This article first appeared in the Teaching Professor on May 1, 2013. © Magna Publications. All rights reserved.
Being a college professor sometimes feels lonely. Yes, we have colleagues in our departments and elsewhere on campus, students in our classrooms, and administrators who support us, but we also spend a lot of time working by ourselves. As new faculty members, we decided that “the power of we” was important for enhancing pedagogical practice, and we thought that maybe the cycle of loneliness could be broken by a pedagogy group. What follows describes how we formed the group, what we have done together, and, most important, what we’ve gained from the experience. We’re not the first to tell this story, but our view is that, to paraphrase a famous thought, in a time of teaching to the test, erasing the barriers between student and teacher is a radical act.

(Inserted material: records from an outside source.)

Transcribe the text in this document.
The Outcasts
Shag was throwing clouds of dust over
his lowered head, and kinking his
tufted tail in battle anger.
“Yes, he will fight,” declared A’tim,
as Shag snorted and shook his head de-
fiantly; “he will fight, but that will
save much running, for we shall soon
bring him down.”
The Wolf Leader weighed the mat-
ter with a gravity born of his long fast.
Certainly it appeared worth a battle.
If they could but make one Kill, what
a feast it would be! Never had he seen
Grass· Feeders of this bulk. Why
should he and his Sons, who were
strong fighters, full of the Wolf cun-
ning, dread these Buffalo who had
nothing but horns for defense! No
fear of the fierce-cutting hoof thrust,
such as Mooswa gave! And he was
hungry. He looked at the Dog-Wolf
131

It started in September 2011. We were all full-time assistant professors but from different fields: speech communication studies, psychology, education, political science, and economics. We kept finding ourselves at events that offered information on teaching and learning and realized we all had a shared common interest: we wanted to know more about our teaching and our students’ learning. We decided to start getting together and have continued to do so.
Our meetings are always welcoming; anyone can assume leadership. We do not formulate strict agendas, and we encourage any type of participation. One of the highlights and often the most time-consuming portion of our meetings is our story sharing. Some stories are recent (“I just got out of a class and …”). Other stories are from our past (“At my last teaching position …”). We collaborate, engaging in conceptual practitioner research. By that we mean intentional inquiry done by practitioners with the goals of gaining insights into teaching and learning, becoming more reflective, and effecting changes in the classroom and our students’ lives—that’s a definition offered by educators Cochran-Smith and Lytle in a 1993 publication. We think about it a bit more simply: we study how we practice.

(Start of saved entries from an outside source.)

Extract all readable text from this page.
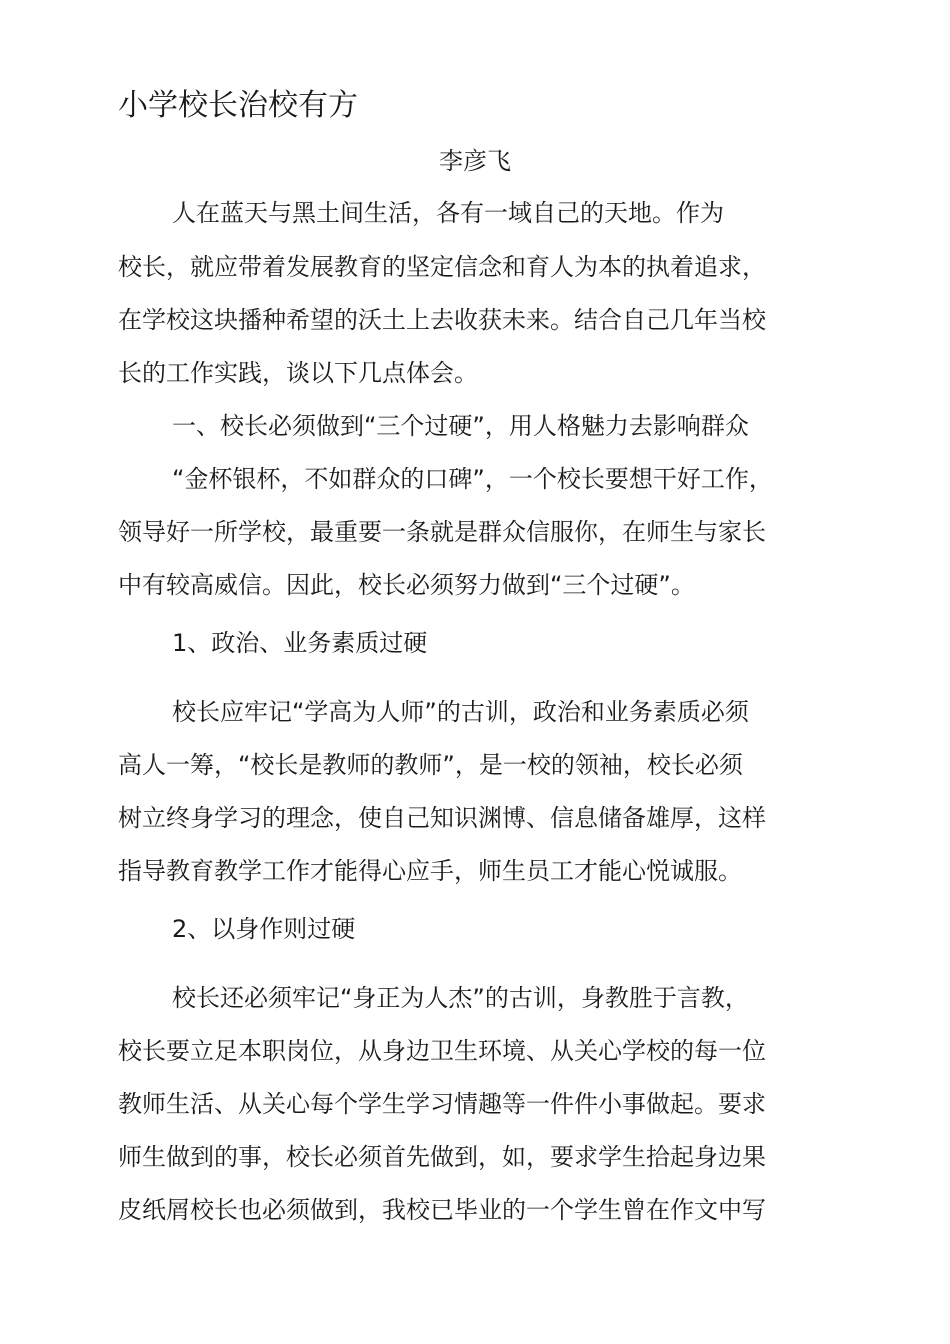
小学校长治校有方

李彦飞

人在蓝天与黑土间生活，各有一域自己的天地。作为

校长，就应带着发展教育的坚定信念和育人为本的执着追求，

在学校这块播种希望的沃土上去收获未来。结合自己几年当校

长的工作实践，谈以下几点体会。

一、校长必须做到“三个过硬”，用人格魅力去影响群众

“金杯银杯，不如群众的口碑”，一个校长要想干好工作，

领导好一所学校，最重要一条就是群众信服你，在师生与家长

中有较高威信。因此，校长必须努力做到“三个过硬”。

1、政治、业务素质过硬

校长应牢记“学高为人师”的古训，政治和业务素质必须

高人一筹，“校长是教师的教师”，是一校的领袖，校长必须

树立终身学习的理念，使自己知识渊博、信息储备雄厚，这样

指导教育教学工作才能得心应手，师生员工才能心悦诚服。

2、以身作则过硬

校长还必须牢记“身正为人杰”的古训，身教胜于言教，

校长要立足本职岗位，从身边卫生环境、从关心学校的每一位

教师生活、从关心每个学生学习情趣等一件件小事做起。要求

师生做到的事，校长必须首先做到，如，要求学生拾起身边果

皮纸屑校长也必须做到，我校已毕业的一个学生曾在作文中写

Our stories and questions are varied: some questions focus on how we can engage students, how we can alter physical spaces in classrooms, the professor’s role in the classroom, and what instructional tasks are most important. Inevitably our discussions lead us to this central question: what are students learning in our courses? We have come to share the same vision. We all value collaboration, both among colleagues and with our students, and are aware that creating an inclusive classroom is a challenge.
During our conversations we tackle hard questions about what is (and isn’t) happening in our classrooms. For example, why are so many students hesitant to express curiosity or debate other students? How can we help them become more interested in learning this content that we find so interesting? To what extent are the frustrations we experience caused by our limitations versus societywide stumbling blocks to engagement, sharing of ideas, and learning?

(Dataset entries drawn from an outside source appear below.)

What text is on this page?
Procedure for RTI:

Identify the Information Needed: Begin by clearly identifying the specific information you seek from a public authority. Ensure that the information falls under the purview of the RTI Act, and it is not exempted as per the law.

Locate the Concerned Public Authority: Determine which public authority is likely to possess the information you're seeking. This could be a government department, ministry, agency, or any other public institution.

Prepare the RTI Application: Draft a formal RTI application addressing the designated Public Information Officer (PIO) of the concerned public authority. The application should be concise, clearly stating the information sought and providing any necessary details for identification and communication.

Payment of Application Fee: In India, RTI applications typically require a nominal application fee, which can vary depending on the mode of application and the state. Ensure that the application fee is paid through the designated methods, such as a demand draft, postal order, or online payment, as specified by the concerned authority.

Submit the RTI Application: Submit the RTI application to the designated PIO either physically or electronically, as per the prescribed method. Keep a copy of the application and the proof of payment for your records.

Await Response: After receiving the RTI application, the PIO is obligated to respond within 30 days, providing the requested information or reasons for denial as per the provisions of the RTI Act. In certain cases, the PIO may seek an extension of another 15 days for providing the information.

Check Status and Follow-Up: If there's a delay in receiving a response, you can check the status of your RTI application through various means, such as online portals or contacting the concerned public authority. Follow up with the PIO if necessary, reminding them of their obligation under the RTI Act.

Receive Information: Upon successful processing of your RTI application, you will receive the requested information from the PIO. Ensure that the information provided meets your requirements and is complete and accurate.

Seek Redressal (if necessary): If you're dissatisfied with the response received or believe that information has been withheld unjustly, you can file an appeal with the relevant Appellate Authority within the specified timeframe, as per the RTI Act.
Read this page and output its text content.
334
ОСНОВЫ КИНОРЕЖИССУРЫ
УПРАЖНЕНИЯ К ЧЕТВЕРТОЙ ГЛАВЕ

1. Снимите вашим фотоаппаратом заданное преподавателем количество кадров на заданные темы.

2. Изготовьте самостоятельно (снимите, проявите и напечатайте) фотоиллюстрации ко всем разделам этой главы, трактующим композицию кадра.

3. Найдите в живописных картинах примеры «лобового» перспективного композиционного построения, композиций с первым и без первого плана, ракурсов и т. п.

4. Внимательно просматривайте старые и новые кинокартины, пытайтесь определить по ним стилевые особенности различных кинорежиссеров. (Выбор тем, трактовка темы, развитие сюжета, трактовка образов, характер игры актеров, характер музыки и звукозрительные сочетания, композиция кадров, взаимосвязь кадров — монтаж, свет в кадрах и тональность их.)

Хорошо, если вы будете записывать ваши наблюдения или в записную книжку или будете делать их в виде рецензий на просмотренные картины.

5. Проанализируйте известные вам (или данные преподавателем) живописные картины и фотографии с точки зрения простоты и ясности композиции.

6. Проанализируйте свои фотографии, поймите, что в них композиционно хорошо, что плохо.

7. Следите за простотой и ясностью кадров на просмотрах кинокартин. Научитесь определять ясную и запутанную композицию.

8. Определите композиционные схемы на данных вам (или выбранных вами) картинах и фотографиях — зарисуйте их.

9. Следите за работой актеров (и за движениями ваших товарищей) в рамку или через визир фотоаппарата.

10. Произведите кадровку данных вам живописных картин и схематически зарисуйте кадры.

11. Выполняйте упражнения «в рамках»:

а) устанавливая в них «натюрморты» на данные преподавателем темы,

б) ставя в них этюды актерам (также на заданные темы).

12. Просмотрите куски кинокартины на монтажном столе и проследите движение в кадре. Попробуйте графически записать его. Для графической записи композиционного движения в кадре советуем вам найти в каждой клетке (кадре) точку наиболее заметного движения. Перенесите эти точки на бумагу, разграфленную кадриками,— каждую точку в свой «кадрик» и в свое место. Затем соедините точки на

As a result of these questions, we have discovered that it can be very helpful to observe one another’s teaching. Because we have established a warm, collaborative rapport in the group, these classroom visits are rich and welcomed. We don’t go to each other’s classes to conduct an evaluation. We are there to better understand the teaching contexts out of which we speak and for the observer to experience learning in a new way, through the lens of a student. Through observation, we see our stories come to life, learn from one another, and begin to widen the lens of what “teaching” looks like when others do it. Again, this activity makes us feel less alone and more connected.
These past few years have been quite a journey for us. Some of us came to the group with different backgrounds and different pedagogical knowledge bases. Some of us knew more about education than others did. Despite these knowledge differences, each of us has experienced “the power of we.” We have created and continue to build a truly collaborative environment where everyone’s voice is heard, everyone’s opinion counts, and knowledge is not merely transferred but co-created within our group. What we share with each other encourages more sharing, more learning, and increased effectiveness in the classroom. We don’t have a laundry list of strategies but rather a process that we use to successfully develop our instructional effectiveness, to promote continued self-reflection, and to motivate regular collaboration with peers who care about teaching. We hope that what we’ve described here will inspire others to do the same so that more teachers who have felt lonely will experience “the power of we.”